# Calculate the Flux through the Pipe

1. Dec 29, 2008

1. The problem statement, all variables and given/known data

Water flows with a speed v down a rectangular pipe of dimensions s and l as shown. What is the rate $\Phi=volume\, per\, unit\, time$
at which water accumulates in the bucket?

2. Relevant equations
$\Phi=\int_S\mathbf{v}\cdot d\mathbf{a}$

3. The attempt at a solution

I am confused as to how to compute this integral. I do not see how could use the divergence theorem to simplify it since I only have the dimensions of the 2-dim surface of the rectangular pipe.

I am not sure how to evaluate the surface integral based solely on its definition.

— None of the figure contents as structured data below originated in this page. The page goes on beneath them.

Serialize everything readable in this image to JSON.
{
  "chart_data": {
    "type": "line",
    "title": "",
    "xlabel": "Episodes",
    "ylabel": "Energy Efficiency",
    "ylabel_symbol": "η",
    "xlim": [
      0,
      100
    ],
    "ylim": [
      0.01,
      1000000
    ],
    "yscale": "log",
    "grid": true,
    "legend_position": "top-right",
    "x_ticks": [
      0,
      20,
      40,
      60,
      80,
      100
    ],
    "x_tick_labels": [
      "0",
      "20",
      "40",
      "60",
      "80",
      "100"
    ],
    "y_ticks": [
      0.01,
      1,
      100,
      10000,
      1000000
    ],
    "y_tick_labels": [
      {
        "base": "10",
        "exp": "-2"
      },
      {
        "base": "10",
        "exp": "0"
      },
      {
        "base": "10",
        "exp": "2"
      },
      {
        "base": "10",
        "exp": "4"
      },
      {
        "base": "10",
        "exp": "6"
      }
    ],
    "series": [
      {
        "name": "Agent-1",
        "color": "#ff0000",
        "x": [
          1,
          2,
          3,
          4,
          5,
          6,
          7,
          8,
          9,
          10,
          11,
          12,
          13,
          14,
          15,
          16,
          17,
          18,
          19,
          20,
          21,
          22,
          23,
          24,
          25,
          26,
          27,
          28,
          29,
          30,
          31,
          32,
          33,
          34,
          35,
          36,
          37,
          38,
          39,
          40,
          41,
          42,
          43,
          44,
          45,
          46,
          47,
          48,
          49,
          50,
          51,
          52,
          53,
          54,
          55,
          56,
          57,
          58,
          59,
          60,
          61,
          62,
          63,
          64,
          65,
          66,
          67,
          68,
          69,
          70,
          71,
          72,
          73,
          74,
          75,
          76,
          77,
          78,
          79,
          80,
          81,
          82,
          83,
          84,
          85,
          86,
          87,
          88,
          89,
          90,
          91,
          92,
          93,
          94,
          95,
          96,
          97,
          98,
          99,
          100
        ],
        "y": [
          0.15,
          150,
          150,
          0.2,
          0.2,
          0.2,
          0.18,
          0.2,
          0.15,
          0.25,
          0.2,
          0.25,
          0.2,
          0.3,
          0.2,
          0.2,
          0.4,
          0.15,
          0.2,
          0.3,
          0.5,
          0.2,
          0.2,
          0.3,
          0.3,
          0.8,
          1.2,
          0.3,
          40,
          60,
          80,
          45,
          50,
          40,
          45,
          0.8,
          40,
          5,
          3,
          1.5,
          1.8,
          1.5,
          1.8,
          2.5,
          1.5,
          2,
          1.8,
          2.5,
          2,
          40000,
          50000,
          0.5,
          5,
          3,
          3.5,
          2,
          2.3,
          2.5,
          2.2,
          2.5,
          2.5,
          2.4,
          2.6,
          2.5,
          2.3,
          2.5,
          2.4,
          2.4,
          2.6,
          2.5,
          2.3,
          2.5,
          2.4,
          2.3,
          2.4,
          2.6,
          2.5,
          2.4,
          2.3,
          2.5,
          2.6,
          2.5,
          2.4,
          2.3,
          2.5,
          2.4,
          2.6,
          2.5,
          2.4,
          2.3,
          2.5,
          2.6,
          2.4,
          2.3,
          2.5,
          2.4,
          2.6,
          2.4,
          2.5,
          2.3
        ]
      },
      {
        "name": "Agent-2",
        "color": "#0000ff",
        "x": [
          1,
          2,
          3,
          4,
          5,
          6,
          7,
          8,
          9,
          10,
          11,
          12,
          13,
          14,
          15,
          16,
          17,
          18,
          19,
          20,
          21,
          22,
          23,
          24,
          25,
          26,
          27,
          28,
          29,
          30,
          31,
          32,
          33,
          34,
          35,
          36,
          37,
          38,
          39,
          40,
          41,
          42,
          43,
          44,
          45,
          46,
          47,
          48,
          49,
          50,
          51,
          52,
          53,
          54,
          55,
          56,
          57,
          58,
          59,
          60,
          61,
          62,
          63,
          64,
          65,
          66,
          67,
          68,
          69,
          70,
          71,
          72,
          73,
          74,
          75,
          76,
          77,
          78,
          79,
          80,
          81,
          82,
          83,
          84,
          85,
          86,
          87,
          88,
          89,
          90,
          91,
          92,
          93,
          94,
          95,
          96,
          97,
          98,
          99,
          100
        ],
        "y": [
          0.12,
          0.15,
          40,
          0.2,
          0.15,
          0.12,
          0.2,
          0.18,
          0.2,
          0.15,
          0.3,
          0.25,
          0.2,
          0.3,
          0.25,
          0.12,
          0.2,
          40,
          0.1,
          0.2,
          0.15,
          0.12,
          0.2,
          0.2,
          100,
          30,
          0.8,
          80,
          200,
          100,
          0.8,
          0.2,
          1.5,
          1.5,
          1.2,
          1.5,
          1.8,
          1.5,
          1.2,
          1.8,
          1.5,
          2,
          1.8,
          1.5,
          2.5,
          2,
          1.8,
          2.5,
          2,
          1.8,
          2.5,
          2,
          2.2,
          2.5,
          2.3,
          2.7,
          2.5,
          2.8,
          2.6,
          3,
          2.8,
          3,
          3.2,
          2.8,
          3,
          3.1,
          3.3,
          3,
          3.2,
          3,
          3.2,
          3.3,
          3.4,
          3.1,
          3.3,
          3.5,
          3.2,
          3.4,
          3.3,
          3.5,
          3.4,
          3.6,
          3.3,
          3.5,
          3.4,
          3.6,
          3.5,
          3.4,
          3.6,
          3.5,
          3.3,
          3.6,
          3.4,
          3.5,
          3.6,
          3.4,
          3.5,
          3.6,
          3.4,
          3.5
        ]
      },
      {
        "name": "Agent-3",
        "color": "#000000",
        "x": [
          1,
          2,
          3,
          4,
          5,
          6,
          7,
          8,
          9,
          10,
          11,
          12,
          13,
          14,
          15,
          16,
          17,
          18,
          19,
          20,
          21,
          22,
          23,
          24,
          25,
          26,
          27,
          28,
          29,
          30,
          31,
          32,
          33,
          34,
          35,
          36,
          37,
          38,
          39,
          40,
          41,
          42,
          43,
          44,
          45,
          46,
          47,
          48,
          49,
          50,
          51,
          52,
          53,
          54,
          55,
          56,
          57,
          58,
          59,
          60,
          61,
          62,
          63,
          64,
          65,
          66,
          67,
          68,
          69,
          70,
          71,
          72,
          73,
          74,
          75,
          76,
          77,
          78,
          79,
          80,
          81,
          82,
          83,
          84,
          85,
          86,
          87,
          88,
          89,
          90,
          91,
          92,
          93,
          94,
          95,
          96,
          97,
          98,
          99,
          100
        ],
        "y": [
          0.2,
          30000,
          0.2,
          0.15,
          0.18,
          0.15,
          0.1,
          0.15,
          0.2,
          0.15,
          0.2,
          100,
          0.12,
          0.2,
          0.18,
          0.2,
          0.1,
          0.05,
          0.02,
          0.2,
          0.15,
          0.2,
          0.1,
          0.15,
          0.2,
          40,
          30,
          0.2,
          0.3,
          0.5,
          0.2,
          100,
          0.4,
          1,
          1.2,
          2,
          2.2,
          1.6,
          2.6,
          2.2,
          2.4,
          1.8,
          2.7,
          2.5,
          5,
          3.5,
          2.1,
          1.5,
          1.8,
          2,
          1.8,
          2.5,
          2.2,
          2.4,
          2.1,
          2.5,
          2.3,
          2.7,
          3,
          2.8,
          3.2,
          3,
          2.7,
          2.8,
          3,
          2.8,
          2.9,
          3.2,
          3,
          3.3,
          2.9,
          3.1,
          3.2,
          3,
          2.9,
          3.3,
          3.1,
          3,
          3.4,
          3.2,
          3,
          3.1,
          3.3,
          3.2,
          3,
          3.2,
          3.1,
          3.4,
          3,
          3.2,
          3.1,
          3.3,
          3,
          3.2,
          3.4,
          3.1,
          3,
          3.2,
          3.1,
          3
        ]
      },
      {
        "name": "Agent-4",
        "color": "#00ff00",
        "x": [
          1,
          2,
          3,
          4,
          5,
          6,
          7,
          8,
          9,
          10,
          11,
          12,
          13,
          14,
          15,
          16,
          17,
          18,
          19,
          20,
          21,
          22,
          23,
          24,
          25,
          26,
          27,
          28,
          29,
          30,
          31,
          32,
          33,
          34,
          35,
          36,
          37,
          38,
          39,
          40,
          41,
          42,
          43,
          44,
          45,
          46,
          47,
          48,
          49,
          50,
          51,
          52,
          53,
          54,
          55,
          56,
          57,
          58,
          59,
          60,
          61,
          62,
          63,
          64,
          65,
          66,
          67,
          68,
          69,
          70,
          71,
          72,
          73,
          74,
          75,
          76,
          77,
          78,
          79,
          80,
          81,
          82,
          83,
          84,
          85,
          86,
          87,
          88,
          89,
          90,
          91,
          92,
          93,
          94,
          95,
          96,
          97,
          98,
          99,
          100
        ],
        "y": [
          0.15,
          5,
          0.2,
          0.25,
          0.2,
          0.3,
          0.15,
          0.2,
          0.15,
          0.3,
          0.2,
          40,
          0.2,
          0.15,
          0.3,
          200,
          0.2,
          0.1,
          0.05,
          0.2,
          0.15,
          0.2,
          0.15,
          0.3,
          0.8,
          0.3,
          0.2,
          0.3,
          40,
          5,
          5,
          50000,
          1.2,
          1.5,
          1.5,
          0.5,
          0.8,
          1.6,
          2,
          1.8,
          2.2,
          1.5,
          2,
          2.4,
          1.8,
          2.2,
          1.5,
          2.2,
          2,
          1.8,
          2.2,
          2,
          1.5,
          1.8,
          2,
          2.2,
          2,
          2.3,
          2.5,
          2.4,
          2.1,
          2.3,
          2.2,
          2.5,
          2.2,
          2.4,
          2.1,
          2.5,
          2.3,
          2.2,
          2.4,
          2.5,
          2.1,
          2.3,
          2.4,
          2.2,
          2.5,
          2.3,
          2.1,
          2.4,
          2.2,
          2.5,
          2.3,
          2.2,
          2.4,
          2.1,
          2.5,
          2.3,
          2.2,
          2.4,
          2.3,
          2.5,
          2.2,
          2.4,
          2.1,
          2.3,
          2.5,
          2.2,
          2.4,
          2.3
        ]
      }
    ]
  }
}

Can someone help to get me started?

Do I just use the definition $\Phi=\int_S\mathbf{v}\cdot d\mathbf{a}$ for this?

2. Dec 29, 2008

Any suggestions would be appreciated.

3. Dec 29, 2008

### Dick

Sure, flux is integral v.dA. If the velocity is uniform that's just v*A. Isn't it? Why do you want to use the divergence theorem? This problem sure looks simple to me. Is this some kind of a trick?

4. Dec 29, 2008

I just don't know anymore :sad: I think I am getting stupider and stupider.

I don't know what he is looking for (Griffith's Intro to Electrodynamics problem 1.32 2nd ed.).

I don't want to just memorize formulas. I want to compute the integrals. But I get all effed up when I get a surface integral no matter how simple. If I have to use the definition, I get all flustered.

How do I compute the integral?

I get,

$\phi=\int_S v \cdot da$
$=\int_S v*da\cos\theta$
$=\int_S v*da$
$=\int_s\int_l v*(dsdl)=v*s*l$

is that right?

The reason I want to do this right is that the next three parts of the problem have angles and \$hit that I'll and non-uniform velocities that I will have to deal with.

5. Dec 29, 2008

### Dick

Yes, that's right. It's v*A=v*s*l. cos(theta)=1.